Al in 1494 verscheen in Das Narrenschiff van Sebastian Brant
de fraaie tekening van Dürer van de Büchernarr, het prototype van de hartstochtelijke, onverzadigbare lezer. In 1520 publiceerde Erasmus zijn tekst: Het boek tegen de barbarij. Volgens de recente Erasmusbiografie van Sandra Langereis wilde hij ‘een naïef doorsneepubliek tot een nieuw typelezers scholen: intellectueel gemotiveerde lezers, die hij wilde doen begrijpen hoe tekst werkt, hoe literatuur stuurt, hoe een schrijver zijn publiek drijft’ (citaat, pag. 227).
Een fraaie echo van Erasmus is nog te vinden in het boek van Alessandro Baricco, De barbaren(2012).

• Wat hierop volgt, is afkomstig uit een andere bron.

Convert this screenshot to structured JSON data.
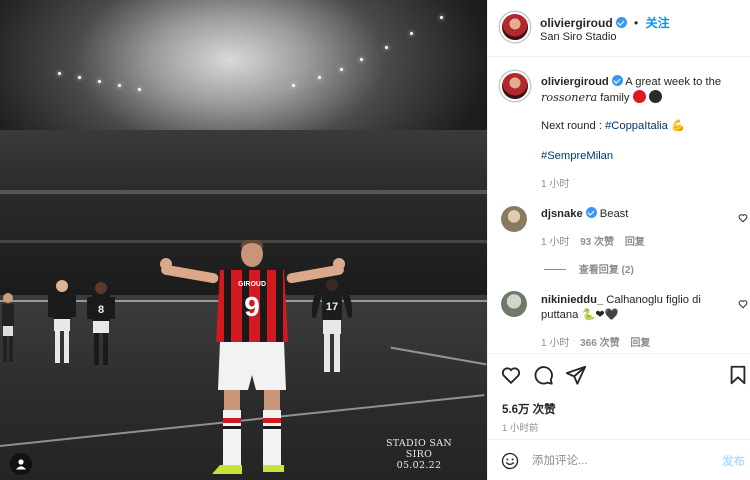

Ik ben ervan overtuigd, dat men naast het leesplezier, al lezend steeds nieuwe perspectieven
kan ontdekken. Vandaar dat het nu hier gaat om de relatie tussen lezers en beeldende kunst.
Om het boek als autonoom kunstwerk in allerlei vormen, zoals Boekfonteinen, en om de vele recente exposities. Je zou aan de hand van de beeldende kunst een geschiedenis van het lezen kunnen schrijven. Het gaat immers altijd om het centrale thema van de relatie tussen tekst en beeld.
In 1992/93 vond in het Frans Hals Museum de expositie plaats In het licht van het Lezen, de rol van het boek in de beeldende kunst. In 1993 waren bij de Frankfurter Buchmesse Nederland en Vlaanderen het zwaartepunt. In de Schirn Kunsthalle was de tentoonstelling Leselust te zien,
met werken uit de Nederlandse Gouden Eeuw. Zo'n tachtig Hollandse meesters uit die periode waren hier vertegenwoordigd (Catalogus, Hatje, Stuttgart).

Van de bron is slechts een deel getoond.